4.2. In de toelichting op dit artikel (Stcr. 2000,176) staat dat bij de plaatsing in zeer beperkt en beperkt beveiligde inrichtingen de beoordeling of de gedetineerde geschikt is tot terugkeer in de samenleving een belangrijke rol speelt. Indicator
bij de beoordeling daarvan is of de gedetineerde reeds eerder tijdens de huidige detentie met goed resultaat bewegingsvrijheid (onbegeleid) buiten de inrichting heeft genoten (algemeen verlof, schorsing van de preventieve hechtenis, incidenteel verlof,
strafonderbreking), alsmede of zich daarna omstandigheden hebben voorgedaan die aan deze indicator ernstig afbreuk doen. Gelet op het open karakter van de inrichting of afdeling spelen de aard, zwaarte en achtergrond van het gepleegde delict en de
persoonlijkheid van de gedetineerde een rol bij de beoordeling of betrokkene geschikt is voor plaatsing in een zeer beperkt of beperkt beveiligde inrichting of afdeling.

4.3. De op de onder 3.2 genoemde gronden gebaseerde beslissing van de selectiefunctionaris moet bij afweging van alle in aanmerking komende belangen als onredelijk en onbillijk worden aangemerkt. Hierbij is het volgende in aanmerking genomen. In de
stukken wordt van klager een beeld geschetst van een onverschillig en ongeïnteresseerde man. Hij eet niet mee met de groep en als hij wel bij de groep zit, zit hij onderuitgezakt en kijkt hij de andere kant op. Klager heeft in reactie op deze
opmerkingen ter zitting uitgelegd hoe de feitelijke situatie was. In de eerste plaats geeft hij daarbij aan dat er geen verplichting is met de groep mee te eten en de keren dat hij dat wel deed was er een reden dat hij de andere kant op keek. De reden
klager ter herselectie aan te bieden was, blijkens de stukken, gelegen in de combinatie van het gedrag en de twee verslagen die klager waren aangezegd op 15 september 2009 en 15 oktober 2009. Klager heeft dienaangaande aannemelijke verklaringen
afgelegd
over de reden van de zogenoemde werkweigering alsook omtrent de reden dat hij, de dag voor hij geopereerd zou worden, op bed lag.
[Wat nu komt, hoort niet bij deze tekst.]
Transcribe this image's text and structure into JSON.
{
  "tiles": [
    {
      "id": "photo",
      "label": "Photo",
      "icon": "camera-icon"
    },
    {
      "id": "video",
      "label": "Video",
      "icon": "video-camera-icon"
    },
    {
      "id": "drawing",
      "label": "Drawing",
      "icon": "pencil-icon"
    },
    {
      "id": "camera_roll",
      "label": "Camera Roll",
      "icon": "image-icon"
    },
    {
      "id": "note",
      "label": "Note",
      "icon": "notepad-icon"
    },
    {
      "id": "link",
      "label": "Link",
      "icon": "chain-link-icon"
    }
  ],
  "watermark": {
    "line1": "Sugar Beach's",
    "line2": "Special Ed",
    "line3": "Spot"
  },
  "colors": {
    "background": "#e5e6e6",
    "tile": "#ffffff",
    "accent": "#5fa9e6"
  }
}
Ten aanzien van de werkweigering wordt nog opgemerkt dat klager aangerekend kan worden dat hij heeft nagelaten melding te
maken van zijn astma. Dit laat echter onverlet dat de inrichting, nadat klager dit alsnog heeft aangegeven, contact heeft kunnen opnemen met de eerdere inrichting om, nu de nazending van een medisch dossier blijkbaar zo lang op zich laat wachten, de
medische status van klager na te gaan. Met betrekking tot het tweede verslag heeft klager eveneens gemotiveerd verweer gevoerd. Niet weersproken is dat klager als ziek gemeld stond. Waarom klager in een dergelijke situatie niet op zijn bed zou mogen
liggen is niet duidelijk geworden. Het beroep is mitsdien gegrond en derhalve dient de bestreden beslissing te worden vernietigd.
De selectiefunctionaris zal worden opgedragen een nieuwe beslissing te nemen met inachtneming van deze uitspraak binnen een termijn van twee weken na ontvangst daarvan.
De beroepscommissie zal in een afzonderlijke beslissing bepalen of enige tegemoetkoming aan klager geboden is.

5. De uitspraak
De beroepscommissie verklaart het beroep gegrond en vernietigt de bestreden beslissing.
Zij draagt de selectiefunctionaris op een nieuwe beslissing te nemen met inachtneming van haar uitspraak binnen een termijn van twee weken na ontvangst daarvan.

Zij zal in een afzonderlijke beslissing bepalen of enige tegemoetkoming aan klager geboden is.

Aldus gegeven door de beroepscommissie voornoemd, bestaande uit mr. P.C. Vegter,
voorzitter, mr. M.A.G. Rutten en dr. G.J. Fleers, leden, in tegenwoordigheid van mr. I. Lispet, secretaris, op 27 januari 2010.